Priscila Costa, vereadora pelo PL no Ceará, ganhou projeção nacional após Michelle Bolsonaro citar o papel da parlamentar em divergências internas no partido. O episódio envolve a disputa pelo controle de candidaturas ao Senado e a influência de alas pró-Jair Bolsonaro na legenda.
Na gravação divulgada, Michelle afirma que indicou apenas três nomes para o Senado dentro do PL: Bia Kicis, Caroline de Toni e Priscila Costa. A própria veradora teria tido participação marcante na campanha de André Fernandes à Prefeitura de Fortaleza, conforme a ex-primeira-dama.
Segundo Michelle, Priscila, eleita recentemente vereadora, poderia estar cuidando do mandato, mas dedicou-se integralmente à campanha de Fernandes, fortalecendo o engajamento de mulheres e abrindo portas que estavam fechadas. A campanha, mesmo não vitoriosa, superou expectativas.

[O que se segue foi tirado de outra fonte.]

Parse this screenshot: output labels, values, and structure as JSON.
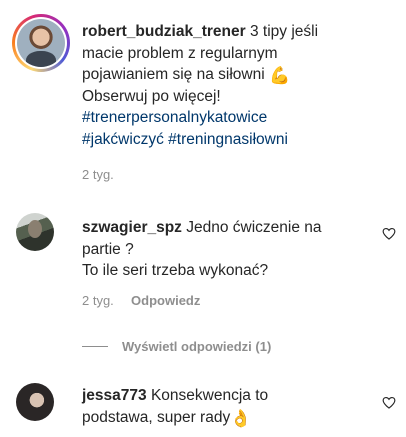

Trajetória e perfil público
Conservadora, evangélica e mãe de quatro filhos, Priscila Costa construiu a atuação na política local. Formada em jornalismo, atuou em rádio, TV e assessoria de imprensa antes de ingressar na vida pública. Em 2024, tornou-se a vereadora mais votada de Fortaleza, com mais de 36 mil votos, já em seu terceiro mandato.
No âmbito estadual, Priscila deve assumir a vaga de deputada federal Dayany Bittencourt (União-CE) após a cassação de Heitor Freire, processo que provocou redistribuição dos votos de 2022 determinada pelo TSE no início de 2026. Em 2023, ela já ocupou temporariamente uma cadeira na Câmara, enquanto estava gravida, defendendo pautas pró-vida.
Possível candidatura e cenários
Nos bastidores, o nome de Priscila circula como possível compondo a chapa de Flávio Bolsonaro para o Senado, o que ela confirmou ao veículo Pleno News como sondagem recebida. A parlamentar reforçou que a decisão cabe ao PL Nacional e aos seus líderes, não aos membros locais.
A base eleitoral de Priscila está centrada no Nordeste, região que, segundo ela, historicamente elege representantes do PT. Em entrevista, destacou a necessidade de mudanças na mentalidade do eleitorado brasileiro, enfatizando o papel das mulheres na política.
Contexto político e desdobramentos
A gravação de Michelle ocorre em meio a disputas dentro do PL sobre alinhamentos e alianças entre grupos internos que apoiam o ex-presidente. A líder citou que houve tentativas de reorganizar espaços de protagonismo para diferentes facções do partido. A repercussão envolve ainda a relação com o grupo próximo a Ciro Gomes.
A situação coloca em debate o equilíbrio de forças no PL e o futuro posicionamento de Priscila Costa, que permanece ativa na cena municipal e poderá ampliar atuação em nível federal conforme decisões partidárias.